When tickets go on sale, you have four options, each bleaker than the last.
  • Dial their 800 number, which gets so busy it may not even connect to get the busy signal. This will take hours.
  • Go online and visit the Virtual Waiting Room. It's a page that automatically refreshes every 30 seconds in case you can advance in line. If you open one internet window (no tabs, etc) and responsibly wait by your computer for each 30 second refresh, you will die of dehydration in 48 hours and sometime after your death you'll advance in line only to find out that everything's been sold out.
    • You can also open as many tabs as you can fit on your screen. Don't lose heart, but it's still going to be at best an hour or two before you advance. Can you stand sentry over 80 tabs for that long?
  • While you're waiting, you can go onto craigslist or ebay and see that people are getting in somehow and immediately selling their wares for a profit. It's pretty sickening for an honest RS fan.
  • Skip it and see a minor league game. (This secondary market, you may be surprised, also gets sold out.)

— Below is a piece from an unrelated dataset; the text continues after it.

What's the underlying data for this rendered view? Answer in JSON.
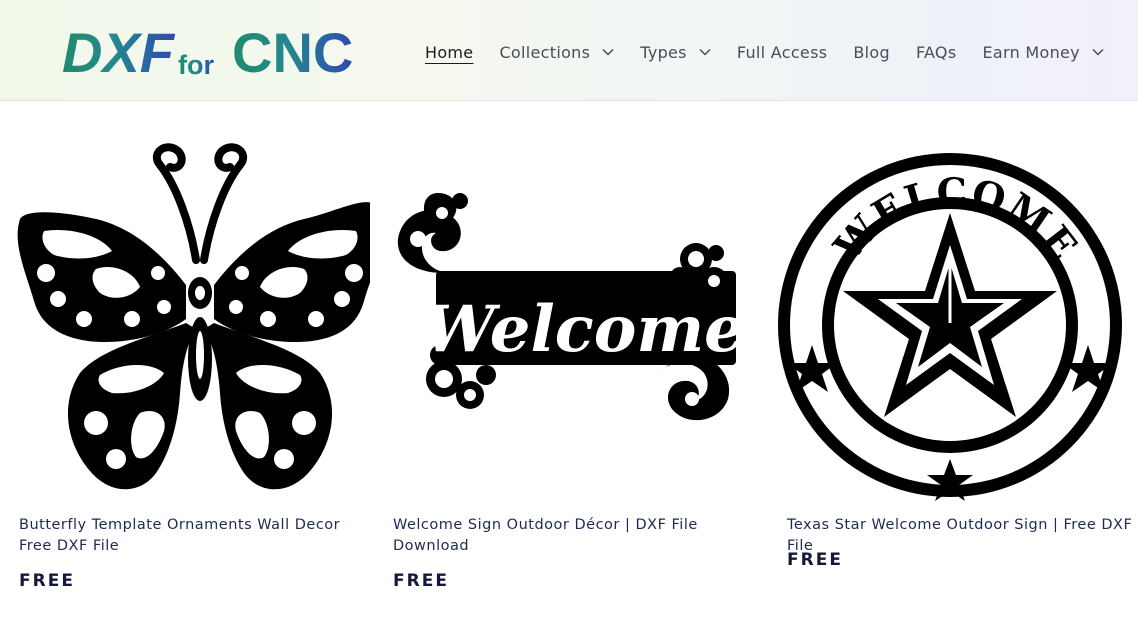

The last option of course is like a trick question. If you skip it, then you don't really love the Sox, because the Sox are all about suffering, and even though the Curse is now over, a Sox fan should seek out new and interesting ways to fail. The VWR fulfills this dream like no other fire sale can.

1 comment:

Adam Webster said...

Hey, I think the Rays still have seats available. In Tampa.